I made a note. Jantelov, or Jante's Law, I learned later, is the life imitating art imitating life invention of another Danish-born fiction writer. Aksel Sandemose's satirical 1933 novel En flyktning krysser sitt spor (A Refugee Crosses His Tracks) nailed the essential spirit of a country prone to extremism only in its deep insistence on restraint, understatement, and homogeneity. His fictional Danish town of Jante required that no citizen consider himself special—not smarter, better, wiser, more interesting, knowledgeable, or important than anyone else.
Ottsen was driving us the long, scenic route up the coast to exurban Fredensborg, by way of what locals call the Gold Coast. But these sea-view neighborhoods of the wealthiest Danes look distinctly upper-middle-class rather than rich—absolutely modest by the standards of Greenwich, Connecticut; or Malibu. If there are houses there larger than 10,000 square feet, I didn't see them. Ottsen paid $160,000 for his car, wears a conservative suit and tie, and runs a bank, and his house and large yard abut the grounds of Queen Margrethe's summer palace—yet he baked us bread and cooked us dinner using eggs from chickens that he and his wife, Else Marie, raise and herbs and vegetables they grow. No airs, no ostentation: Jantelov.

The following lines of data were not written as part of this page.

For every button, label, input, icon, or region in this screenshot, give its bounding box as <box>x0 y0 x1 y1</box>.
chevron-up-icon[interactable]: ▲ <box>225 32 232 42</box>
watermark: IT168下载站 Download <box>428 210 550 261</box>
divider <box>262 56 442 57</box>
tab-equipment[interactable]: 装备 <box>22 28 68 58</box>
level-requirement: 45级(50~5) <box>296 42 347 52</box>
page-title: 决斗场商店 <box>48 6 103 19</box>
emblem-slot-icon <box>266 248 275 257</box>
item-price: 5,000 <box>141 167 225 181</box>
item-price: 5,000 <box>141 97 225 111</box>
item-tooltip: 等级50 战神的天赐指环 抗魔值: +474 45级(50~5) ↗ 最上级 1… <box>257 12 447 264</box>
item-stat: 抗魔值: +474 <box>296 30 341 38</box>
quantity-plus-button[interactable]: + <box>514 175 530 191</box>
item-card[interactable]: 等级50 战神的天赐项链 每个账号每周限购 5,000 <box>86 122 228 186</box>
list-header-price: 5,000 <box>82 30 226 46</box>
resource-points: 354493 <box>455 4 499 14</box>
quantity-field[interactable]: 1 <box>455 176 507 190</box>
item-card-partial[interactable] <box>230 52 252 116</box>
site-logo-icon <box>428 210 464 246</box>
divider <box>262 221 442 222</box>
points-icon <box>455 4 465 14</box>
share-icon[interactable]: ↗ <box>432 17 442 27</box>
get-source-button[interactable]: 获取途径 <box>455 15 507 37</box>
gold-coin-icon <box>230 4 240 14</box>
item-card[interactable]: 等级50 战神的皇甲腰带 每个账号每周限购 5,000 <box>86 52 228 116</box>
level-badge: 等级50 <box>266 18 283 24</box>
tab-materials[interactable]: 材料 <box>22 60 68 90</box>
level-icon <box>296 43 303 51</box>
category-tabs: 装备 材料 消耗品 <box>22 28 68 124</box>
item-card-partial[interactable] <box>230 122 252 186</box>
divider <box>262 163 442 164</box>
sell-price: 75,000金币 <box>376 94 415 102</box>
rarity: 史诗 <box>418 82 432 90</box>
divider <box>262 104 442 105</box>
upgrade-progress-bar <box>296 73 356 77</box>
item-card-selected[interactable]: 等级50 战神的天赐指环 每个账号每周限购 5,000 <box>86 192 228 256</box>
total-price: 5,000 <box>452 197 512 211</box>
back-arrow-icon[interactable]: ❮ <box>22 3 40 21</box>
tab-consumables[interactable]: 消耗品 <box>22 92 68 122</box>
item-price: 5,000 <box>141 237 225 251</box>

Growing up in Nebraska, I realized, I had lived under the same law without knowing its name. The Scandinavian immigrants who populated the eastern Great Plains transplanted their social progressivism to a few districts (as in Minnesota), but everywhere, from Grand Rapids to Fargo to Omaha and beyond, their native suspicion of individual idiosyncrasy and specialness was baked into the Midwestern personality. It's why I left Nebraska as soon as I could, why I live in the wildly anti-Jantelovian city of New York, and why I love the interestingly extreme. But it's also why I was a halfhearted hippie as a teenager, have been disinclined to live very large as an adult, and why my politics, when all is said and done, seldom diverge too far from the sensible center.